Só Porque era Xambrê
Quando fui promovido da Promotoria de Justiça da Comarca de Faxinal para Umuarama (1.975) encalhei meu carro na entrada da cidade, pois não consegui distinguir o asfalto da rodovia com o asfalto da rua que dá acesso à cidade porque estava coberto com alguns centímetros de areia. Errei a via pública e entrei ao lado dela numa duna de areia.
A rodovia que liga Maringá a Guaíra, no noroeste do Paraná, estava asfaltada até a entrada de Umuarama e o solo arenoso é característica da região. Para quem tinha deixado a pequena Faxinal para trabalhar em Umuarama, cidade polo de uma região e que estava em efervescência econômica, era uma surpresa agradável e um novo estilo de vida pelo agito de suas principais ruas.
O fórum estava localizado em dois imóveis alugados e distantes um do outro; um era uma antiga pensão e abrigava o foro civil (2 varas) e no outro que funcionava num sobrado de material sobre uma oficina mecânica abrigava as varas (2) criminais e de família (1 vara).
A distância não permitia melhor convivência entre os colegas a ponto de um deles ter sido removido para outra comarca e nós (Juízes e Promotores) que trabalhávamos no ritmo do batuque da oficina mecânica só viemos saber quando tinham passado mais de duas semanas.
Era praxe na época que os colegas quando deixavam a comarca por promoção ou remoção eram homenageados com um tradicional jantar da família forense, tal não ocorreu com o colega em comento. Só dois anos depois é que foi inaugurado o fórum de Umuarama e os serviços foram instalados em um único imóvel.
O ambiente de trabalho era harmonioso entre todos os Juízes, Promotores e advogados (70 na época) o que facilitava a permanência familiar em uma cidade localizada a seiscentos quilômetros da Capital. A comarca por ser de 2a. Entrância e não existindo outra comarca de Entrância Final além de Curitiba, tanto os Juízes como os Promotores podiam ser promovidos diretamente para a Capital, ponto final de ambas as carreiras.
Dada a importância econômica para toda a região era comum receber visitas de colegas de comarcas próximas e suas famílias facilitando muito a convivência social. Tinha um colega de nome João Carlos Rodrigues Gomes (Madureira) que era Promotor da Comarca de Xambrê, uma minúscula cidade localizada a vinte e oito quilômetros de Umuarama, cujo acesso era por estrada de areião o que dificultava a ligação entre as cidades.
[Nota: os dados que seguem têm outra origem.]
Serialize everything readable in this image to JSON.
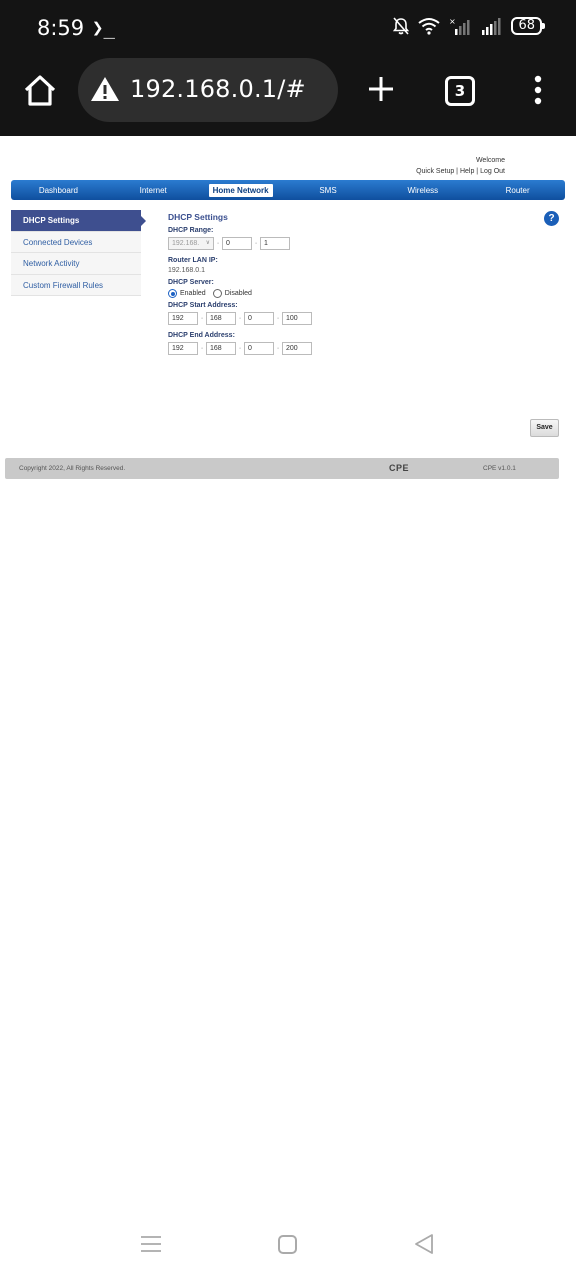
{
  "status_bar": {
    "time": "8:59",
    "terminal_glyph": "❯_",
    "battery": "68",
    "icons": [
      "terminal-icon",
      "bell-off-icon",
      "wifi-icon",
      "signal-icon",
      "signal-icon-2",
      "battery-icon"
    ]
  },
  "browser": {
    "url": "192.168.0.1/#",
    "tab_count": "3",
    "icons": [
      "home-icon",
      "warning-icon",
      "plus-icon",
      "tabs-icon",
      "menu-icon"
    ]
  },
  "header": {
    "welcome": "Welcome",
    "links": [
      "Quick Setup",
      "Help",
      "Log Out"
    ],
    "separator": " | "
  },
  "nav": {
    "items": [
      "Dashboard",
      "Internet",
      "Home Network",
      "SMS",
      "Wireless",
      "Router"
    ],
    "active": "Home Network"
  },
  "sidebar": {
    "items": [
      "DHCP Settings",
      "Connected Devices",
      "Network Activity",
      "Custom Firewall Rules"
    ],
    "active": "DHCP Settings"
  },
  "dhcp": {
    "title": "DHCP Settings",
    "range_label": "DHCP Range:",
    "range": {
      "prefix": "192.168.",
      "octet3": "0",
      "octet4": "1"
    },
    "router_ip_label": "Router LAN IP:",
    "router_ip": "192.168.0.1",
    "server_label": "DHCP Server:",
    "server_options": [
      "Enabled",
      "Disabled"
    ],
    "server_selected": "Enabled",
    "start_label": "DHCP Start Address:",
    "start": [
      "192",
      "168",
      "0",
      "100"
    ],
    "end_label": "DHCP End Address:",
    "end": [
      "192",
      "168",
      "0",
      "200"
    ],
    "help_glyph": "?",
    "save_label": "Save"
  },
  "footer": {
    "copyright": "Copyright 2022, All Rights Reserved.",
    "brand": "CPE",
    "version": "CPE v1.0.1"
  },
  "colors": {
    "nav_blue": "#0f4f9e",
    "sidebar_active": "#3e4f8f",
    "status_bg": "#141414",
    "footer_bg": "#c9c9c9"
  }
}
Ele casado com d. Lúcia Albuquerque Maranhão tinham um casal de filhos e moravam em uma casa oficial destinada a residência do Promotor da Comarca. Eu e minha família tivemos uma convivência muito próxima com a família do “Madureira” pois quando eles no final de semana iam para Umuarama pernoitavam em minha casa. O filho do casal de nome Luciano tinha quatro anos de idade e era sapeca como poucos. É dele que vou contar um episódio. A cidade de Xambrê era muito, muito pequena e claro que todos os seus habitantes conheciam muito bem quem era quem.
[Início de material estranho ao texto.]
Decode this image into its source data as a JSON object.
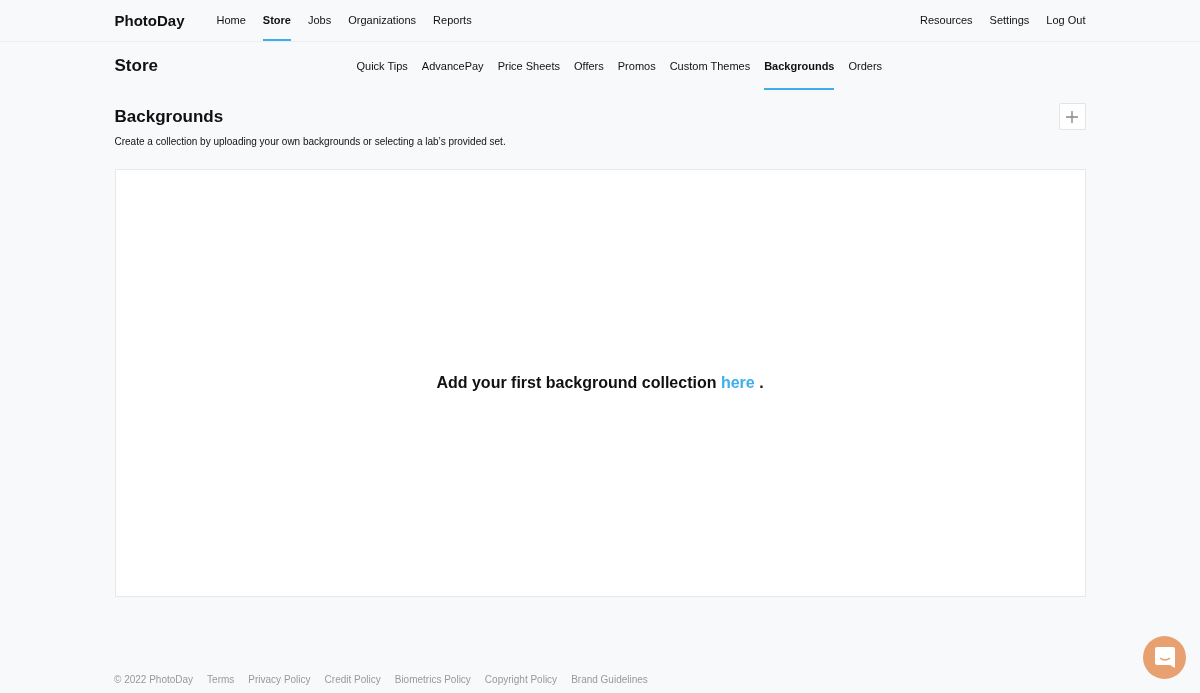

A alegria mesmo do menino era ficar com a mãe na frente de casa para esperar o único caminhão de lixo da cidade . Pois quando este chegava o motorista parava, abria a porta da cabine e a mãe colocava o filho sentado ao lado do condutor para, em seguida, prosseguirem com a coleta do lixo. Duas horas depois o caminhão retornava, o motorista buzinava para d. Lúcia retirar o menininho dá boléia. Cena só possível numa cidade interiorana onde as pessoas tinham tempo de sobra para se dedicar às crianças e dividir com elas o prazer de viver.
Muitos filhos de Juízes, Promotores e de outros profissionais cujas carreiras obrigavam andanças pelas cidades interioranas devem ter mil histórias para contar de seus filhos, levados a tira-colo e que com certeza guardam lembranças imorredouras de suas infâncias.
O amadurecimento dos Juízes e Promotores vinha das trincheiras do front, mas tudo era suportável porque na grande maioria eram vocacionados e sabiam muito bem se adaptar nas cidade em que moravam …
“Os filhos de Juízes e Promotores cujas Carreiras impunham a obrigatoriedade de residir com a família nas cidades do interior do estado, ou nasceram ou viveram a infância em alguma delas. E recordar alguns episódios tendo a criança como ponto principal faz um bem enorme para a alma de quem escreve ou lê. Espero que esta crônica
sirva para reativar a memória de muitos.”